What documentation is required for CPT 99307?
Documentation must include medically appropriate history and exam, plus straightforward MDM elements: the number and complexity of problems addressed (typically 1-2 stable conditions), amount and complexity of data reviewed (minimal), and risk of complications (low). Include assessment of patient status, treatment plan, and medical necessity for the visit. Signature, credentials, and date are required.
Do you need modifier AI for CPT 99307 in skilled nursing facilities?

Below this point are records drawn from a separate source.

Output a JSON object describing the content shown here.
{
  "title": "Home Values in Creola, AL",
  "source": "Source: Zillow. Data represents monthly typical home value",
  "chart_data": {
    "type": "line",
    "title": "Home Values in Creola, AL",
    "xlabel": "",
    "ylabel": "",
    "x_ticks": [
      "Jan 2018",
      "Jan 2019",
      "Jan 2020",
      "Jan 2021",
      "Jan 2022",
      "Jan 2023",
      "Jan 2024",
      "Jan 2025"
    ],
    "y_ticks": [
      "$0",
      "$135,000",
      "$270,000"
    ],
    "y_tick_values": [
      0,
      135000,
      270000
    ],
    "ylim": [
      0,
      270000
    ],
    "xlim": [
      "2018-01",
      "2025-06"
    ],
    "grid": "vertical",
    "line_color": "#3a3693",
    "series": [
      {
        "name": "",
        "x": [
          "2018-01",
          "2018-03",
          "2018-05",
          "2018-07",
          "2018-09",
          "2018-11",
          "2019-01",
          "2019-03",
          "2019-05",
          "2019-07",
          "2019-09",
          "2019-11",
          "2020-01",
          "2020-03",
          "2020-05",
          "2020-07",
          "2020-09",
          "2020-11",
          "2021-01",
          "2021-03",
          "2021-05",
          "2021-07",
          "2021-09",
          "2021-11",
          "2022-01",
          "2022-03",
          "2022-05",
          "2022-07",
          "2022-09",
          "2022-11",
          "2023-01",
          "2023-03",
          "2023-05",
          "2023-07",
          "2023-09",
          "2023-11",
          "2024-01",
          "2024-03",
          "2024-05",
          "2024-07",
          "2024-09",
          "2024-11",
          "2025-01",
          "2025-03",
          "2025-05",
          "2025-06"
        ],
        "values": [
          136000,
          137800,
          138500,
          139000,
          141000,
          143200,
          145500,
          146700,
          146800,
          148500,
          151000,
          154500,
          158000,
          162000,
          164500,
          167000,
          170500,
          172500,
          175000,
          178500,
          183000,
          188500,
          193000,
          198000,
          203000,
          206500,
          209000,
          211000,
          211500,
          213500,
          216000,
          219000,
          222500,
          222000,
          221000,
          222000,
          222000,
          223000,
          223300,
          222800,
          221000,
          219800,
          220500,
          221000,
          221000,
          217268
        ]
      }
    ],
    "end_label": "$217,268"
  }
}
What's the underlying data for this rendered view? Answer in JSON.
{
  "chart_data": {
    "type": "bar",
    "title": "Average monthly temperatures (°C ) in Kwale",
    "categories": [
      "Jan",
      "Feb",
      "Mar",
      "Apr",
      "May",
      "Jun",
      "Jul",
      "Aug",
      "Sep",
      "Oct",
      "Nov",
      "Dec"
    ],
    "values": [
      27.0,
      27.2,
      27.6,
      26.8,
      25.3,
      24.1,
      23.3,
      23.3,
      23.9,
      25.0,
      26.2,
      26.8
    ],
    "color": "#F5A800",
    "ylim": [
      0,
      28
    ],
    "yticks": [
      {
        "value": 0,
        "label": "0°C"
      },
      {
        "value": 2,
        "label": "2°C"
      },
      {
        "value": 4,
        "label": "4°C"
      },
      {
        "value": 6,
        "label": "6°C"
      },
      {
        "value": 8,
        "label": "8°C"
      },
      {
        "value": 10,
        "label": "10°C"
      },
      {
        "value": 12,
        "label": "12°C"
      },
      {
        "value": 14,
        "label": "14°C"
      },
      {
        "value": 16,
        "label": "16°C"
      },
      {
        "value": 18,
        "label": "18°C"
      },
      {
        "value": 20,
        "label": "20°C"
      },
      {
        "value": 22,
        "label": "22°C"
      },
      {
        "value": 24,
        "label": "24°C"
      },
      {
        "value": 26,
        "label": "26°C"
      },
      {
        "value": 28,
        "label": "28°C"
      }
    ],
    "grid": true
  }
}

Modifier AI is required when the billing physician is the principal physician of record managing the patient during a Medicare Part A SNF stay. This modifier ensures proper claim processing under SNF consolidated billing rules. Failure to append AI when required results in claim denial. Modifier AI does not change the $38.49 reimbursement amount but is essential for payment.
What is straightforward medical decision making for CPT 99307?
Straightforward MDM for 99307 requires minimal complexity: typically 1-2 self-limited or stable chronic illnesses, minimal or no data review and interpretation, and low risk such as routine prescription drug management. Examples include monitoring stable diabetes, adjusting blood pressure medications for controlled hypertension, or following stable dementia. If problems are multiple or unstable, consider 99308 or higher.